In 2020 another big player appeared: Google. They more or less bought a factory and stripped got rid of everything which makes open-source impossible. On top, they offer free fabrication runs. This puts them into the center of attention. ...
@Shamar Many people who wanted to create integrated circuits but could not because of licence costs and fabrication costs suddenly can do it. With the help of Google. And that is what Google wants. They want to cultivate a new open-hardware ecosystem. They have the first-mover advantage and they can easily shape the open-hardware movement to their needs. I heard a Google employee saying that they want to increase the production of own silicon by a factor of 1000. ...
@Shamar The open-source community will play an important role to reach this productivity. Googles open-source fabrication process is a big motivator to get hackers and academics around the globe to work for this ecosystem. The impact is already big.

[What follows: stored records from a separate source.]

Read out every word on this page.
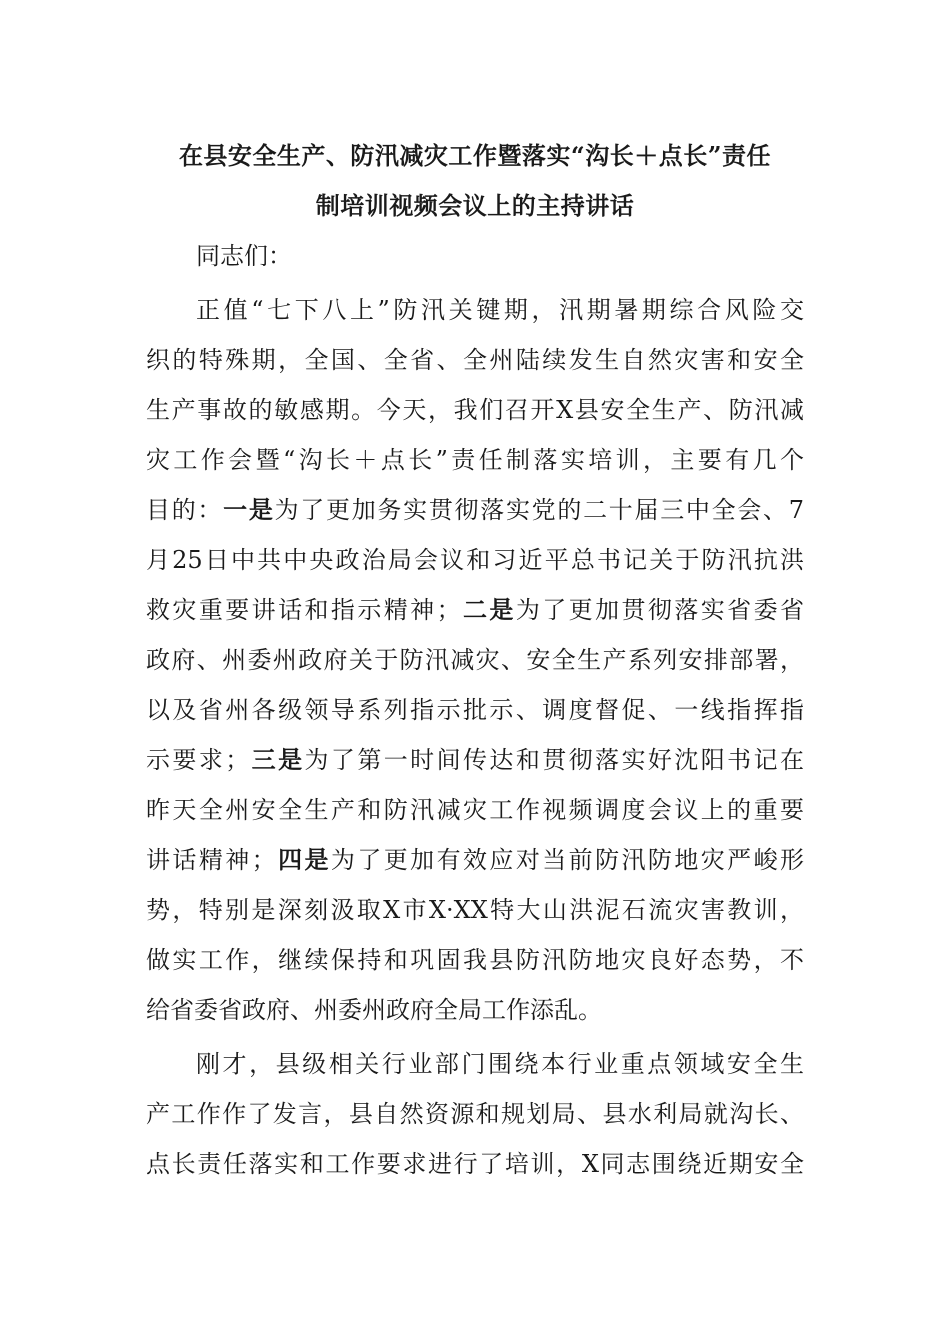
在县安全生产、防汛减灾工作暨落实“沟长＋点长”责任
制培训视频会议上的主持讲话
同志们：
正值“七下八上”防汛关键期，汛期暑期综合风险交
织的特殊期，全国、全省、全州陆续发生自然灾害和安全
生产事故的敏感期。今天，我们召开X县安全生产、防汛减
灾工作会暨“沟长＋点长”责任制落实培训，主要有几个
目的：一是为了更加务实贯彻落实党的二十届三中全会、7
月25日中共中央政治局会议和习近平总书记关于防汛抗洪
救灾重要讲话和指示精神；二是为了更加贯彻落实省委省
政府、州委州政府关于防汛减灾、安全生产系列安排部署，
以及省州各级领导系列指示批示、调度督促、一线指挥指
示要求；三是为了第一时间传达和贯彻落实好沈阳书记在
昨天全州安全生产和防汛减灾工作视频调度会议上的重要
讲话精神；四是为了更加有效应对当前防汛防地灾严峻形
势，特别是深刻汲取X市X·XX特大山洪泥石流灾害教训，
做实工作，继续保持和巩固我县防汛防地灾良好态势，不
给省委省政府、州委州政府全局工作添乱。
刚才，县级相关行业部门围绕本行业重点领域安全生
产工作作了发言，县自然资源和规划局、县水利局就沟长、
点长责任落实和工作要求进行了培训，X同志围绕近期安全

One missing part seems to be the tool I wrote. I've chosen the AGPL for a reason. I've seen enough proprietary tools and also SaaS.
...
@Shamar However, what if Google just replaces the AGPL tool? They have the financial means, no doubt, but they also have the platform to find people. And they have a big influence on what tools will be used. The replacement likely won't be libre, yet put into the shade its libre alternative. Changing to GPL could at least preserve some of the initial motivation behind the program.
That's the dilemma :)
If you change the license, they will capture your tool and use it against the hacking community without any risk.
They won't try to impose a closed source alternative because they care for their #OSS narrative.
They will try to build a MIT alternative from scratch under their full control.
BUT by doing so, they might have legal issues with #antitrust as, given the existance of a copyleft alternative, their replacement will makes it clear that #Google is trying to build yet another #monopoly.
Instead if you surrender to their pressure and weaken the license of your tool, you make their OSS-based propaganda stronger and harder the antitrust case against them, because they will argue "hey, we just contributed to the ecosystem", while they got control of it.
So my suggestion in your case is to stick to the #AGPLv3.
Don't trust neither Google nor Google's engineers.
I did this error before, and it didn't end well:
http://www.tesio.it/2018/02/14/what-i-wish-i-knew-before-contributing-to-open-source.html
@Shamar I wrote quite some code under AGPL, but mostly things that only few cared about. G probably knows how to make people unsure. One argument against the AGPL in this context is: "The tool will be part of a larger tool-chain. (For chip design such tool-chains can get quite complex.). The tool-chain might be containerized. It is very complicated and tedious to be compatible with the AGPL. Especially if the AGPL parts are deeply nested. (The tool might be called by other tools, etc.)" ...
@Shamar To me seems easy to be compliant with the AGPL. You put somewhere a link to the source code, visible to people who use the program/service.
But the above argument is also scary. Basically saying that the AGPL makes our all lives very complicated such that also others than Google will not like it.
This raises the question if AGPL is suited for tools like for example a compiler. Mostly its not used as a service. But it might.
Feels like you gave that some thoughts. What is your opinion?